Most recently, this principle was proven in litigation between Google Inc., and the Authors Guild Inc.1 The case concerned the Google Books Project; Google would scan books (including copyrighted books) and use optical character recognition technology to generate machine-readable text, thereby creating a digital copy of each book. Google then would analyze each scan and create an overall index of all the scanned books. The index, in turn, allows for a search for a particular word or phrase throughout the scanned works. Google included certain security measures to prevent users from viewing a complete copy of the works by permitting snippet views. In deciding in favor of Google against claims of copyright infringement by the authors, the court noted that there were many benefits of the project including (1) the creation of an efficient method of finding books; (2) the creation of a research tool; (3) improvement of interlibrary lending; and (4) the facilitation of finding and checking citations. Significantly, the court also noted (as a benefit) that the project promoted “data mining” or “text mining.” Data mining or text mining is essentially the analysis of Big Data to produce results specific to a particular inquiry (e.g., is a particular word used, is a particular product in demand, etc.). The court considered data mining a research tool and noted that the project permitted researchers to track the frequency of references and how word uses had changed over time, thereby providing insights about “‘fields as diverse as lexicography, the evolution of grammar, collective memory, the adoption of technology, the pursuit of fame, censorship, and historical epidemiology.’”2 Indeed, in ruling for Google, the court went out of its way to note that the public benefit of the use of Big Data and data mining supported its ruling:

In my view, Google Books provides significant public benefits. It advances the progress of the arts and sciences, while maintaining respectful consideration for the rights of authors and other creative individuals, and without adversely impacting the rights of copyright holders. It has become an invaluable research tool that permits students, teachers, librarians, and others to more efficiently identify and locate books. It has given scholars the ability, for the first time, to conduct full-text searches of tens of millions of books. It preserves books, in particular out-of-print and old books that have been forgotten in the bowels of libraries, and it gives them new life. It facilitates access to books for print-disabled and remote or underserved populations. It generates new audiences and creates new sources of income for authors and publishers. Indeed, all society benefits.3

Thus, Google successfully avoided liability by clearly defining the business purpose of its use of Big Data prior to the litigation, cogently presenting that vision to the court, and emphasizing to the court the public benefits of the results. Significantly, Google was successful in the face of the authors’ claims to copyright, which typically trump mere claims of commercial interest in disputed works. However, the court found Google’s competing commercial interests (e.g., attracting customers to purchase books) to be compelling. However, Google’s use of Big Data analytics to create a public good (e.g., developing research tools) while providing some protection to the claimant’s rights (notably Google prevented users from seeing a complete copyrighted work) enabled it to derive additional commercial benefit from its use of Big Data. The lesson: The litigation risk of using Big Data can be mitigated by a defined business purpose that (1) includes transparency so that the consumer is informed regarding how the data is being used; (2) provides protections for any competing commercial interests, and (3) promotes the advancement of the public good.

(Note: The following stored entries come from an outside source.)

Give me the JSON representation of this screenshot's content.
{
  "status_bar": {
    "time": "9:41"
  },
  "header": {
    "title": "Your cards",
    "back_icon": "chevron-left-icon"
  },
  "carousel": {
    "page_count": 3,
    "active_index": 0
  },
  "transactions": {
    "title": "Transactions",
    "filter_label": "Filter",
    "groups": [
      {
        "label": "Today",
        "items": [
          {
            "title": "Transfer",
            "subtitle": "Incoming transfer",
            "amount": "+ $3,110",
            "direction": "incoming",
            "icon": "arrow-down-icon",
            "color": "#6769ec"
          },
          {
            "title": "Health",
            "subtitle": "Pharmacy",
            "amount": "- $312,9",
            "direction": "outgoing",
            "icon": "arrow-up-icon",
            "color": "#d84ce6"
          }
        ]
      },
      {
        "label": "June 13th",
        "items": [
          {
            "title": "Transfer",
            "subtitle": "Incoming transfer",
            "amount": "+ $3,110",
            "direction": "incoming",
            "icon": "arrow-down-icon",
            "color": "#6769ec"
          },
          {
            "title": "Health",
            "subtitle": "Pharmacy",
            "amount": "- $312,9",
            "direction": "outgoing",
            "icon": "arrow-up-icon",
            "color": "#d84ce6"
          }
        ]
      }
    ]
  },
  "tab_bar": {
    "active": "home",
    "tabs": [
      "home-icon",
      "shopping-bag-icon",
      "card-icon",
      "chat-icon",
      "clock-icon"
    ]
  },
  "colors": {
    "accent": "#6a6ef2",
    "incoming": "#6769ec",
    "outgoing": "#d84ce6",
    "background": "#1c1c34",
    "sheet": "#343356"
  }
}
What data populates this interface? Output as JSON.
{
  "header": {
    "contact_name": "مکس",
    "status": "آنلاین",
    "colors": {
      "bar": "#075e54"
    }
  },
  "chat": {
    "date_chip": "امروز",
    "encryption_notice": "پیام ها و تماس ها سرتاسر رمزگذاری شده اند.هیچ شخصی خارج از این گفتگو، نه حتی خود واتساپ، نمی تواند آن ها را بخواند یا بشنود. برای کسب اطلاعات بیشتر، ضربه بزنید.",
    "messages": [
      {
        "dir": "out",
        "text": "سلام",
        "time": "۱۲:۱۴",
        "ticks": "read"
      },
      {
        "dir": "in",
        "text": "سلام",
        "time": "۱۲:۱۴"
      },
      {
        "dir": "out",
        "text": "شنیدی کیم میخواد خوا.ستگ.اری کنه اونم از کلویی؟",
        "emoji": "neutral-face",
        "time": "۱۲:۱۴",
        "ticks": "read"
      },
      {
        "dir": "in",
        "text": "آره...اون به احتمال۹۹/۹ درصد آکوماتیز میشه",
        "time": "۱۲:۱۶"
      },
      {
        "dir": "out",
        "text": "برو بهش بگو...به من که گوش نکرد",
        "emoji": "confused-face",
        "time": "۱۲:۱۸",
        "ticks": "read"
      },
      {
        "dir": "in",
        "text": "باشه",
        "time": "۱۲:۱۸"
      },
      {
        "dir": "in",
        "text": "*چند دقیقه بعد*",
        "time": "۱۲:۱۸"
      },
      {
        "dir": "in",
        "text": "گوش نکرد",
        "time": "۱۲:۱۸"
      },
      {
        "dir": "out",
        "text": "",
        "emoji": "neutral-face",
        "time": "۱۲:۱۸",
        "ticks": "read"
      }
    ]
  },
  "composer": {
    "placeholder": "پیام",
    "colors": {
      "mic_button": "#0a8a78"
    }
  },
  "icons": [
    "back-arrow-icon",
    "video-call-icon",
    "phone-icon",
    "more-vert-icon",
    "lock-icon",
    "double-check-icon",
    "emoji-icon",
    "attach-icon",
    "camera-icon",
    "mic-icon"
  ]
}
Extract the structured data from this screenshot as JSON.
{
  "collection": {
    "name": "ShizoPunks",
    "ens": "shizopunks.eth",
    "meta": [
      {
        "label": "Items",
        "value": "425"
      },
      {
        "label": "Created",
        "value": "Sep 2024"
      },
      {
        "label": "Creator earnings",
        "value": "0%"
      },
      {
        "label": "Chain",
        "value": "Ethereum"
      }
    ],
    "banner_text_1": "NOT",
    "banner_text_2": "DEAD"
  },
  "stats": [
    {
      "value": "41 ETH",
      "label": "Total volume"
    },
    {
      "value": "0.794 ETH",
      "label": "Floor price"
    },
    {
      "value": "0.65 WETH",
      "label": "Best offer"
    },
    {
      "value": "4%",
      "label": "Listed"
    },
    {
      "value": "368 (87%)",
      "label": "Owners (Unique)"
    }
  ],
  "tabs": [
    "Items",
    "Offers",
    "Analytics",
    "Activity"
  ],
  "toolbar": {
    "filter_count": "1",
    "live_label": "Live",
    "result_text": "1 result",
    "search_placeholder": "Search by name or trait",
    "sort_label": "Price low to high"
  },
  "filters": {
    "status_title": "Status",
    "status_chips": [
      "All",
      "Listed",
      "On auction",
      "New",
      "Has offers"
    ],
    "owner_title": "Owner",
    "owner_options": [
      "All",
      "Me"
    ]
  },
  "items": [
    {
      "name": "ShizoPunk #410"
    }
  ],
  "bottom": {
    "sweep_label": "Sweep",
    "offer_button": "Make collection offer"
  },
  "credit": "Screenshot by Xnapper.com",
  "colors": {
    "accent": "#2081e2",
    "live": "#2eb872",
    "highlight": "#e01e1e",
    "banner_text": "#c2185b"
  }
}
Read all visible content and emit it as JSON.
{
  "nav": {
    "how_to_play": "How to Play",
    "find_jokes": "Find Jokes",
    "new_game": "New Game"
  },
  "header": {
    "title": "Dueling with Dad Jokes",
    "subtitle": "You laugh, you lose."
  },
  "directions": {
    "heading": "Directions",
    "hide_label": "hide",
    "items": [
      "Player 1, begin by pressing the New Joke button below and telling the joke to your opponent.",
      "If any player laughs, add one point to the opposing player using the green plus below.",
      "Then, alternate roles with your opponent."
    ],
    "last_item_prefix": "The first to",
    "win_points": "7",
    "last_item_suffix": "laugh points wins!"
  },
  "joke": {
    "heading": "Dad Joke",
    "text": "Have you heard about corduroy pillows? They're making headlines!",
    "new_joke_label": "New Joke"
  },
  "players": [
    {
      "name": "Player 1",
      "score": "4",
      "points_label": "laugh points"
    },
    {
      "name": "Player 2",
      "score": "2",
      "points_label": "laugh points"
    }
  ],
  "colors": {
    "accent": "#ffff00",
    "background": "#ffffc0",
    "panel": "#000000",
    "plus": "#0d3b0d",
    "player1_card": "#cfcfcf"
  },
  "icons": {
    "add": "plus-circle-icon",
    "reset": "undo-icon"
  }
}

6.3 How Does the Use of Big Data Have an Impact on the Market?

Another issue that companies using Big Data should consider in the context of risk assessment is how the use of Big Data will have an impact on the marketplace. Generally, these questions go to whether there might be a claim that the use of the data would provide the basis for business claims like unfair competition. In reviewing these issues, companies should fully assess the market power Big Data analytics provide for the company, its vendors, and its competitors (see also Chapter 8, “The Antitrust Laws and Big Data”). This is particularly true when the company’s use of Big Data analytics provides it with a commercial benefit at the expense of another company’s commercial interest. Two recent cases highlight this issue.

In PeopleBrowsr, Inc. v. Twitter, Inc., the court noted that viable state court claims could be raised as a result of Twitter’s sudden exclusion of PeopleBrowsr from receipt of Twitter’s “Big Data analytics” market.4 Twitter’s Big Data analytics market consisted of companies that used data-mining techniques to derive insights from the flow of information generated on Twitter. In other words, Twitter provided companies with raw data that assisted those companies in marketing their products and services. Thus, a soft drink maker could gather information to determine if its new product was trending on Twitter, which in turn could be used as a measure of the effectiveness of its marketing campaign. PeopleBrowsr participated in the market for over four years, receiving every tweet posted on Twitter through the Twitter “Firehose” and paid Twitter over $1 million per year for such access. As the court noted: “PeopleBrowsr analyzes tweets to sell information to its clients, such as insight regarding consumer reactions to products and services as well as identification of the Twitter users who have the most influence in certain locations and communities.”5 After having such access, Twitter decided to identify favored companies to exert more control over the Twitter Big Data analytics market. PeopleBrowsr was not one of those favored and brought an action for, among other claims, unfair competition. PeopleBrowsr not only obtained a preliminary injunction against Twitter but also successfully defended against Twitter’s attempt to move the case to federal court and dismiss the action.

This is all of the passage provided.